Distinction avec les expériences de mort imminente

Les ELDV ne doivent pas être confondus avec les expériences de mort imminente (near-death experiences). Ces dernières surviennent brutalement dans des situations aiguës mettant la vie en danger, tandis que les rêves de fin de vie se développent progressivement sur des jours ou des semaines, intimement liés à l’histoire personnelle du patient. Ils sont moins spectaculaires – tunnels lumineux et sensations de sortie du corps sont rares – et bien davantage centrés sur les relations affectives.

Un cas emblématique

Parmi les témoignages documentés par Christopher Kerr figure celui de Florence, une patiente qui, cinq jours avant sa mort, raconte avoir partagé un repas avec son mari et sa fille, tous deux décédés depuis des années. « Comme si nous n’avions jamais été séparés », confie-t-elle. Elle ne ressent aucune peur, mais une profonde sérénité et la certitude de retrouver ses proches.
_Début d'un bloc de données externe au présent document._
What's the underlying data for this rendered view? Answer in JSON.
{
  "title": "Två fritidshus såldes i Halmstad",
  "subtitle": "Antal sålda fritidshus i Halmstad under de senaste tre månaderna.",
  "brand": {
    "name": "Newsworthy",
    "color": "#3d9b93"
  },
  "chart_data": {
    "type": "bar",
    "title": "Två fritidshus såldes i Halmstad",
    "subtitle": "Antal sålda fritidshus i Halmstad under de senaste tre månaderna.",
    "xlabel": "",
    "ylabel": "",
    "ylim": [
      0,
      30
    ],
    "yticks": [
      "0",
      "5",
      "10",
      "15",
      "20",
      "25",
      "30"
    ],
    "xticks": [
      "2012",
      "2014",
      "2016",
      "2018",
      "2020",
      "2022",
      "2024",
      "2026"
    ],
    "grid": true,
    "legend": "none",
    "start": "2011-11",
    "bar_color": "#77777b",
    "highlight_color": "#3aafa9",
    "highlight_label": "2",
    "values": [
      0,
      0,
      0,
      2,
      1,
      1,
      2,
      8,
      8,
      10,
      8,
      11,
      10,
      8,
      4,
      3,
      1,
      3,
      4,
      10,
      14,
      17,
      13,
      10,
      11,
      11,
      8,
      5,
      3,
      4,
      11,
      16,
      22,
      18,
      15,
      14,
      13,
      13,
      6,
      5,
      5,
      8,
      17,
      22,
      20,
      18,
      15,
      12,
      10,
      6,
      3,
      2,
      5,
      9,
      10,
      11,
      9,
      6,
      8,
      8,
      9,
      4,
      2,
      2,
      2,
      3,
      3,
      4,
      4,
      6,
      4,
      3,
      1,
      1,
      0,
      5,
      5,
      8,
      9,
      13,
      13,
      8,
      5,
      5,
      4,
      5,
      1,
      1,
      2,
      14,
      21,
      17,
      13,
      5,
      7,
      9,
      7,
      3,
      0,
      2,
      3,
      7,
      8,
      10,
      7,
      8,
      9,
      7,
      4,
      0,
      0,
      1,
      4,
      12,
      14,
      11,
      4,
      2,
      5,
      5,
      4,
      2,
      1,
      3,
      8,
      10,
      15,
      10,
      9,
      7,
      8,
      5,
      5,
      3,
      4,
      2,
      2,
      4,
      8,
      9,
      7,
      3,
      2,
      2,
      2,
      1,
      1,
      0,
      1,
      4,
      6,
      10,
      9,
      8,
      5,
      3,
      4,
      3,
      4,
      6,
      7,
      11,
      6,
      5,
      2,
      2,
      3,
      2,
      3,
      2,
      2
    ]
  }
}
Implications pour les soins palliatifs et l’entourage

Ces observations pourraient transformer l’accompagnement des patients en fin de vie. Comprendre que les ELDV ne sont pas des hallucinations délirantes, mais des expériences porteuses de sens, permet aux soignants et aux familles de les accueillir avec bienveillance. « Pour ceux qui les vivent, ces rêves peuvent être plus réels que la réalité elle-même », conclut Christopher Kerr. Ils offrent une opportunité de réconciliation et de paix intérieure, tant pour le mourant que pour ses proches, et contribuent à donner un sens à la séparation.